Having been lucky enough to see the great stars of Chinese opera perform during his first stay in China, he continued his exploration of the traditional performing arts during a secondment to the University of Hong Kong from 1968 to 1971. Introduced to Cantonese puppetry by a local troupe - he taught generations of Inalco students how to handle them, and proudly claimed the title of "puppeteer" for himself - he was entrusted by a Hong Kong businessman, Kwok On, with a collection of theatrical objects that was to become, under his direction, the magnificent museum of the same name. Dedicated to the festivals and theaters of Asia, it could be visited in Paris from 1972 until the collection was transferred to the Fundação Oriente in Lisbon in 1994.
His books on theater and the performing arts in China and East Asia are among the first publications on the subject in Western languages. However, with little taste for the confidentiality of academic publications, Jacques Pimpaneau's numerous works were aimed at the widest possible audience: introductory manuals on Chinese culture and literature, numerous translations of ancient and classical literature, and more personal novel variations on Chinese themes. He was also a filmmaker, and, in collaboration with Inalco technicians, made some twenty documentaries on spectacles and religions, in China as well as in India and Tibet. He was also responsible for bringing theater troupes from rural China to France. And it's thanks to his friendship with the great Taiwanese puppeteer Li Tianlu that France now boasts one of the only Chinese doll theater troupes outside Asia, the Théâtre du Petit miroir.

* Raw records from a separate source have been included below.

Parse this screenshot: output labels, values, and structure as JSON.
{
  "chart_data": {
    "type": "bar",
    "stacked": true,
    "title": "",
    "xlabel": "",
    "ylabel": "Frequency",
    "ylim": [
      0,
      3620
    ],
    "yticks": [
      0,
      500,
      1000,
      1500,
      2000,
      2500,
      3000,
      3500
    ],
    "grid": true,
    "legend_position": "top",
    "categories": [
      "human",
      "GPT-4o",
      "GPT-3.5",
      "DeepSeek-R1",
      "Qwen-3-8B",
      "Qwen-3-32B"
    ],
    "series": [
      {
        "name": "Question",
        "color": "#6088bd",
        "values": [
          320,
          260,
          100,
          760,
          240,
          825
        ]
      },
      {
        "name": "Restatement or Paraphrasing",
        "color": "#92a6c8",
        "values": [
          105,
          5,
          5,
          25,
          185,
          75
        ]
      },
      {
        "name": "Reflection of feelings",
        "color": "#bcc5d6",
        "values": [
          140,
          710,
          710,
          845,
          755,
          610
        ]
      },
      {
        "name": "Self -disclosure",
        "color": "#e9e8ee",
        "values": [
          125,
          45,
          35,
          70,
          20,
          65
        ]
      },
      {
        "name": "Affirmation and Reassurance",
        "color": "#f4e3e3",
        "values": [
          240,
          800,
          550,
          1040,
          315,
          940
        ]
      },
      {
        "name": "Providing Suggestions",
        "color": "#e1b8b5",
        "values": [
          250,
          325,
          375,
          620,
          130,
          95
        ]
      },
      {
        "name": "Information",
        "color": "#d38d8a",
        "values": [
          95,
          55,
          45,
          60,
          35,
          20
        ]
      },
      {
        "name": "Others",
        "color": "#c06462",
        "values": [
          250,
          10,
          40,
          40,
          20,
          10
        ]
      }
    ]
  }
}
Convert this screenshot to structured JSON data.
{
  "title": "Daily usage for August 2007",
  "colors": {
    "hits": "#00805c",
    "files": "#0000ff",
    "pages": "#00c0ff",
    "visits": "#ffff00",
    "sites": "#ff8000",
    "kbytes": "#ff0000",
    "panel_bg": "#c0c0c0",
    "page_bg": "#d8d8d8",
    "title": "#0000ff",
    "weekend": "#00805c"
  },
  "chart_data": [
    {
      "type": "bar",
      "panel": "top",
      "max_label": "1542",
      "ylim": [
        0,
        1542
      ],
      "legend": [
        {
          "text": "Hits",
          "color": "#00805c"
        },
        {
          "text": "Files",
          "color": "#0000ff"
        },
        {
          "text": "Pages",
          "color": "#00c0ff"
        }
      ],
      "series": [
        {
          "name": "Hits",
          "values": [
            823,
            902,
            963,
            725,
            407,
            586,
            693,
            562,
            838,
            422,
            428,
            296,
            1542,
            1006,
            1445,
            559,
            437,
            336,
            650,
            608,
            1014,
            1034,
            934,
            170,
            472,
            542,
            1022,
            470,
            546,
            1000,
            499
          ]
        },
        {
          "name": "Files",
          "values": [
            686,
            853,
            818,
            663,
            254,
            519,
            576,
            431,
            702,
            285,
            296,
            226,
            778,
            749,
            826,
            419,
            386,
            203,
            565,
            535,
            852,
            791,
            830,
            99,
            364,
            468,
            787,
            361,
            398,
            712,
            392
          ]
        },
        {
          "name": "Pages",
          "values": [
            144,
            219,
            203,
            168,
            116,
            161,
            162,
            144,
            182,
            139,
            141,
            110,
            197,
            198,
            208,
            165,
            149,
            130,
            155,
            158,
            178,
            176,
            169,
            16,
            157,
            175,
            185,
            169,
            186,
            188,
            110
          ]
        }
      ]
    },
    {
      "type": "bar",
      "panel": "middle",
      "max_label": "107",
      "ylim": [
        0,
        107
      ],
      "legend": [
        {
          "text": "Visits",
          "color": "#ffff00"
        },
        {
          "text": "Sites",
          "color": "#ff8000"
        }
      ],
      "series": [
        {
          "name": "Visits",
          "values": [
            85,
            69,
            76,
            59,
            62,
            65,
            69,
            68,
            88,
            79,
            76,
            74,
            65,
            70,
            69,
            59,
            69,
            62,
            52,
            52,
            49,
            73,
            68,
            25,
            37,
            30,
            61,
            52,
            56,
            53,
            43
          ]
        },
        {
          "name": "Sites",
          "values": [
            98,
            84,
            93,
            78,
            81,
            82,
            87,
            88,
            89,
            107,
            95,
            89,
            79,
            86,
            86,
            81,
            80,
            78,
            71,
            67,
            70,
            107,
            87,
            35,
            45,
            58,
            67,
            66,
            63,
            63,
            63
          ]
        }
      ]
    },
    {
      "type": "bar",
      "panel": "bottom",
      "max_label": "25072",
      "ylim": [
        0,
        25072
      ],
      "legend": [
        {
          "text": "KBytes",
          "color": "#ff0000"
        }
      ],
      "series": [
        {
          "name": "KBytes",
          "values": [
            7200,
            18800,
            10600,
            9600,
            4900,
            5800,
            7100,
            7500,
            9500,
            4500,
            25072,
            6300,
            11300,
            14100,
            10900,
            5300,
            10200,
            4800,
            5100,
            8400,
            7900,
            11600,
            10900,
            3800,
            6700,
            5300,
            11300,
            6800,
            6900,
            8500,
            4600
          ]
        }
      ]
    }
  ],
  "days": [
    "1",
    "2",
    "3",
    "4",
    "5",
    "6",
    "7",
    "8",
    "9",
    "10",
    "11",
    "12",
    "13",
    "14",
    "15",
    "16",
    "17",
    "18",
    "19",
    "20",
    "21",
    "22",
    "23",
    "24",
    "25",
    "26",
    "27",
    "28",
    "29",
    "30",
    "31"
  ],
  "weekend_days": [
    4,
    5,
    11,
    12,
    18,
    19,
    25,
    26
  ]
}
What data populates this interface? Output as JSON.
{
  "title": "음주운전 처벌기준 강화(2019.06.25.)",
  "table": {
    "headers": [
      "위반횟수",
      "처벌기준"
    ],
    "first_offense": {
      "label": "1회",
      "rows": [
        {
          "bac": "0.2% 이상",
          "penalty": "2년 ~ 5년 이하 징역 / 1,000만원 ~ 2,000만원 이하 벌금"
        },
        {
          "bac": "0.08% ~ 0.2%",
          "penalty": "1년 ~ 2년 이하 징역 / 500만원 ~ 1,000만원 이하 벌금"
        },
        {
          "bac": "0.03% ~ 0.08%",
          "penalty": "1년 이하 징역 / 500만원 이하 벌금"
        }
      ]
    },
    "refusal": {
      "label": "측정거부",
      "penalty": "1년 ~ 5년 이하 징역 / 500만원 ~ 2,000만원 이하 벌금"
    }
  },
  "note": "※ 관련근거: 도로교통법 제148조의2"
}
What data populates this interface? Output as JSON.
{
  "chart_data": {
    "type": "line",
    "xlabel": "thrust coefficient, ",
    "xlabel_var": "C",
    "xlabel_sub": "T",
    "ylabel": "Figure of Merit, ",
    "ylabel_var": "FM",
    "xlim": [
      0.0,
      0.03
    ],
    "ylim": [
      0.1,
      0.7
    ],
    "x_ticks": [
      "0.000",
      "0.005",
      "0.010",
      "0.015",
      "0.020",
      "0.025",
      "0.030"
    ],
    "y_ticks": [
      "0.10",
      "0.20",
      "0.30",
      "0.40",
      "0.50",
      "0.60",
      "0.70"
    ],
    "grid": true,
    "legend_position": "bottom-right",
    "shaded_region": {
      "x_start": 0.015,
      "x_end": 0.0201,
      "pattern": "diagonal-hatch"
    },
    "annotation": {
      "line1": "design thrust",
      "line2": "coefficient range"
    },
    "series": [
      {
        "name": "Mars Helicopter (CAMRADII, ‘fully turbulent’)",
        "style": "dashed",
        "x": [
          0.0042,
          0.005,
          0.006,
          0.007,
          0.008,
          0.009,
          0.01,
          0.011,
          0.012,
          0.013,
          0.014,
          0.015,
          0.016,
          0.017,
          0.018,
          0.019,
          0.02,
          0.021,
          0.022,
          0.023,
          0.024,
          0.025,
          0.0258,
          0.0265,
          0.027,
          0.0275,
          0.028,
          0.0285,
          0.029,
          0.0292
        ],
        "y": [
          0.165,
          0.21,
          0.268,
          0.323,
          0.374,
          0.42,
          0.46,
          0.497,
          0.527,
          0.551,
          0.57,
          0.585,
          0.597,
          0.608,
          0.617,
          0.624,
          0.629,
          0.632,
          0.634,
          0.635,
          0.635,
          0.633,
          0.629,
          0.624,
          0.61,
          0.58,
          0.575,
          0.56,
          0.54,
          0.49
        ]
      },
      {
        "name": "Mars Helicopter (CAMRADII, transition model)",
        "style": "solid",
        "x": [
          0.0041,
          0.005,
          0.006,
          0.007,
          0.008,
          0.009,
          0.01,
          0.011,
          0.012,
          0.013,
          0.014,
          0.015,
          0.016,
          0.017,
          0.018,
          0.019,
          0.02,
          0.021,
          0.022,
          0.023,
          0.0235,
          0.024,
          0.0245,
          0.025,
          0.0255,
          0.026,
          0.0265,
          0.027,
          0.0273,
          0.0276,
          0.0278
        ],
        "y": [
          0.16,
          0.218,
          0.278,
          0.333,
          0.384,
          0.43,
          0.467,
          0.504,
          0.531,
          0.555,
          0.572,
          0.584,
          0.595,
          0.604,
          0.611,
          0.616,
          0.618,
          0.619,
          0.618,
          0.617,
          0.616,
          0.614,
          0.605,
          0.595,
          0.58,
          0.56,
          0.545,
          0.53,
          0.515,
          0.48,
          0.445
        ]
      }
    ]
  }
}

Resistant to all forms of authoritarianism, Jacques Pimpaneau's stays in China further protected him from the sirens of Maoism: during his stay in Hong Kong, it was he who introduced Simon Leys to his future publisher René Viénet, enabling the publication of Habits neufs du président Mao. He gave students a sometimes gruff but invariably generous welcome, going out of his way to facilitate the preparation of their stays in China and their work. Generations of specialists in ancient and modern China remain indebted to him for the discovery of Chinese civilization and its imaginary world.
He was Jean Dubuffet's secretary and a friend of Georges Bataille.